In my last post, I noted how the Supreme Court worked hard to hold the Independent Counsel statute to be constitutional, presumably on the ground that it was essential good government, only to find the political system rejecting it as poor policy a decade later. In this post, I criticize some of the arguments the Supreme Court used to hold the statute constitutional.
One key feature involved the appointment of the Independent Counsel. The statute provided that the IC would be appointed by a court. This appointment method would be constitutional only if the IC were an inferior officer, since the Constitution requires that superior (or non-inferior) officers must be appointed by the President with the advice and consent of the Senate.

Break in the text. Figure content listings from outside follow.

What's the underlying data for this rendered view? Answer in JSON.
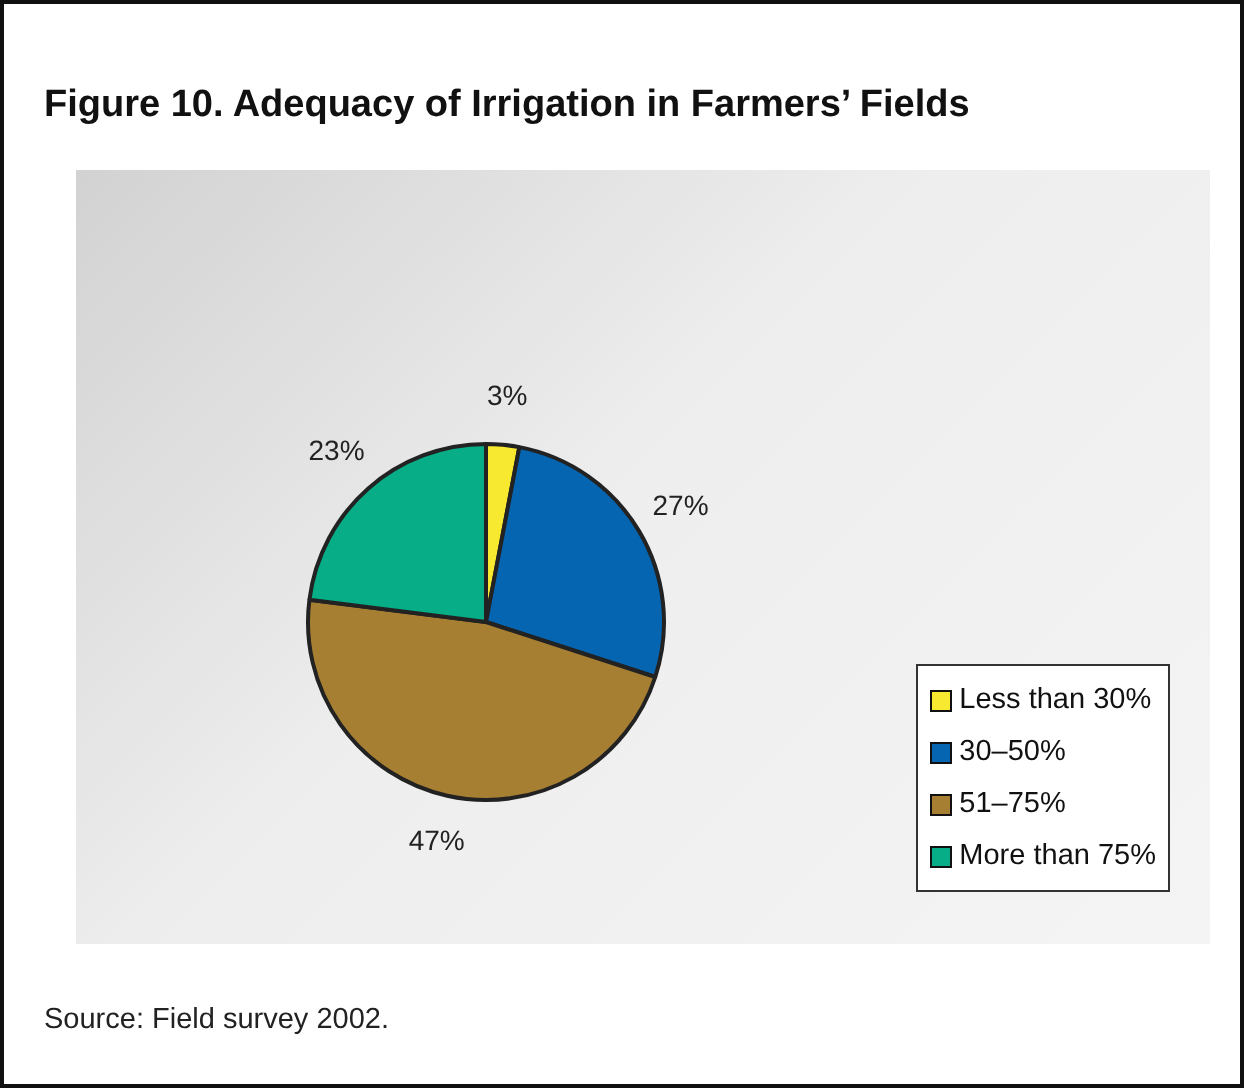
{
  "chart_data": {
    "type": "pie",
    "title": "Figure 10. Adequacy of Irrigation in Farmers’ Fields",
    "categories": [
      "Less than 30%",
      "30–50%",
      "51–75%",
      "More than 75%"
    ],
    "values": [
      3,
      27,
      47,
      23
    ],
    "colors": [
      "#f7e930",
      "#0565b0",
      "#a67f32",
      "#07ad86"
    ],
    "value_labels": [
      "3%",
      "27%",
      "47%",
      "23%"
    ],
    "legend": "bottom right",
    "annotations": [
      "Source: Field survey 2002."
    ]
  }
}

Thus, the Supreme Court argued that the IC was an inferior officer, claiming that four factors suggested the result. The argument here really was quite laughable. The IC is an extremely important position and the IC is not subject to the supervision of anyone in the government. The idea that the IC was an inferior officer, who was not important enough to require senatorial consent, was absurd. When Ken Starr was investigating Bill Clinton, he was arguably the second most important officer in the entire government (after the President). Yet, the Court treated his position as that of an inferior officer. If that is not bad enough, the Court actually argued that the conclusion that the IC was an inferior officer was clearly true and therefore it was unnecessary for the court to draw a more precise line.